Federal Employment Agency -Visible reform of labor administration
With the IBCS® principles of design, the Bundesagentur für Arbeit (Federal Employment Agency) is able to improve the level of quality in reporting, to prepare information in an understandable manner, and to give decision-makers clear recommendations.
Through a comprehensive nationwide network of employment agencies and offices, the Bundesagentur für Arbeit fulfills extensive tasks in providing services for the employment and training markets. This public corporation with 800 agencies, headquarters in Nuremberg and, with a total of 110,000 employees, is the largest agency in Germany.
Restructured in several phases, the Bundesagentur für Arbeit operates within an organizational structure that focuses on efficiency criteria and the needs of its clients. To this end, a controlling system is needed that delivers meaningful analyses of strategic business fields and operative measures. With the IBCS® principles of design, the Bundesagentur is able to improve the level of quality in reporting, to prepare information in an understandable manner, and to give decision-makers clear recommendations.
A lack of transparency had been the greatest obstacle to efficient management of this federal agency. As a result, various forms of presentation were used when reports were forwarded to the board. “In the beginning of 2008, Frank-Jürgen Weise imposed new requirements on our controller team,” Dr.
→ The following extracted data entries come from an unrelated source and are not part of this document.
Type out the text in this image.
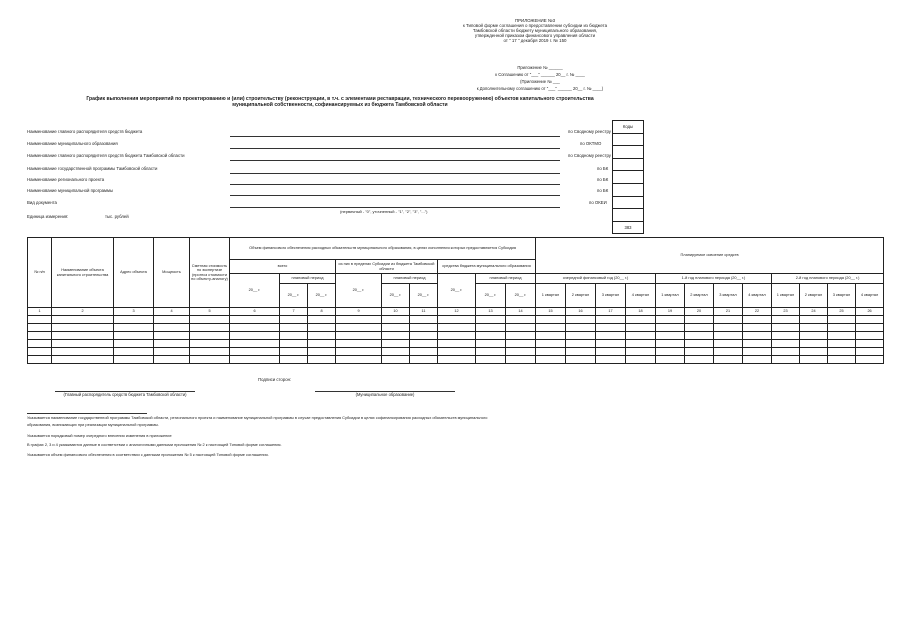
ПРИЛОЖЕНИЕ №3
к Типовой форме соглашения о предоставлении субсидии из бюджета
Тамбовской области бюджету муниципального образования,
утвержденной приказом финансового управления области
от " 17 " декабря 2019 г. № 150
Приложение № ______
к Соглашению от "___" ______ 20__ г. № ____
(Приложение № ___
к Дополнительному соглашению от "___" ______ 20__ г. № ____)
График выполнения мероприятий по проектированию и (или) строительству (реконструкции, в т.ч. с элементами реставрации, технического перевооружению) объектов капитального строительства
муниципальной собственности, софинансируемых из бюджета Тамбовской области
Коды
383
Наименование главного распорядителя средств бюджета	по Сводному реестру
Наименование муниципального образования	по ОКТМО
Наименование главного распорядителя средств бюджета Тамбовской области	по Сводному реестру
Наименование государственной программы Тамбовской области	по БК
Наименование регионального проекта	по БК
Наименование муниципальной программы	по БК
Вид документа	по ОКЕИ
(первичный - "0", уточненный - "1", "2", "3", "...")
Единица измерения:	тыс. рублей
№ п/п	Наименование объекта капитального строительства	Адрес объекта	Мощность	Сметная стоимость по экспертизе (прогноз стоимости по объекту-аналогу)	Объем финансового обеспечения расходных обязательств муниципального образования, в целях исполнения которых предоставляется Субсидия									Планируемое освоение средств											
					всего			из них в пределах Субсидии из бюджета Тамбовской области			средства бюджета муниципального образования														
					20__ г.	плановый период		20__ г.	плановый период		20__ г.	плановый период		очередной финансовый год (20__ г.)				1-й год планового периода (20__ г.)				2-й год планового периода (20__ г.)			
						20__ г.	20__ г.		20__ г.	20__ г.		20__ г.	20__ г.	1 квартал	2 квартал	3 квартал	4 квартал	1 квартал	2 квартал	3 квартал	4 квартал	1 квартал	2 квартал	3 квартал	4 квартал
1	2	3	4	5	6	7	8	9	10	11	12	13	14	15	16	17	18	19	20	21	22	23	24	25	26

Подписи сторон:
(Главный распорядитель средств бюджета Тамбовской области)	(Муниципальное образование)
Указывается наименование государственной программы Тамбовской области, регионального проекта и наименование муниципальной программы в случае предоставления Субсидии в целях софинансирования расходных обязательств муниципального
образования, возникающих при реализации муниципальной программы.
Указывается порядковый номер очередного внесения изменения в приложение
В графах 2, 3 и 4 указываются данные в соответствии с аналогичными данными приложения № 2 к настоящей Типовой форме соглашения.
Указывается объем финансового обеспечения в соответствии с данными приложения № 5 к настоящей Типовой форме соглашения.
Klaus Schuberth, Divisional Director of Controlling, remembers. “It became possible to compare the performance of different employment agencies using important key data and to make the effectiveness of operative measures visible.” The CEO personally addressed this subject and, together with BA’s senior executives, took part in a one-day Hichert seminar.
The result: A standardized format and a higher level of information density are needed for a transparent analysis of the impact of volume of the budget used (in 2010 approx. 54 billion euros). “Executives simply cannot make good decisions based on 50 PowerPoint pages. The software leads to types of presentations that do not inform, they instead only string data together in a confusing way,” says Michael Schopf, Controlling Officer. “In order to use the means of communication properly, certain conditions must be met and specific principles must be adhered to. And, it is here that the design rules of Rolf Hichert provide considerable added value.”
At a major event in Mannheim, all of the decision-makers involved sat down together to create a common understanding. To bring about a wider acceptance, they clarified which rules were relevant and needed to be implemented. After taking stock of all the tools used, a core working group established the applicable rules and regulations and its own symbolism for each use of visualization. A qualifications portfolio for information, internally developed tools, and report templates in the DataWarehouse and Office environments should all help keep employees’ workload down despite higher design requirements. The training of approx. 200 multipliers was followed by the professional implementation and advanced internal training.
The high level of standardization has proven to be particularly advantageous for processing direct inquiries. “Ad hoc requests stemming from lacking or unclear information have been cut to one-third,” Michael Schopf points out. “That greatly reduces the strain on the controlling organization and, at the same time, shows that the condensed and standardized messages are being understood.” BA’s controllers have access to the collective data through a management information system and export the desired charts into their controlling reports. Controllers, thus, can focus on analytical work and on generating important messages to convey to the management. “The time we used to spend on preparing information is now used to increase the quality of analysis and consultation.”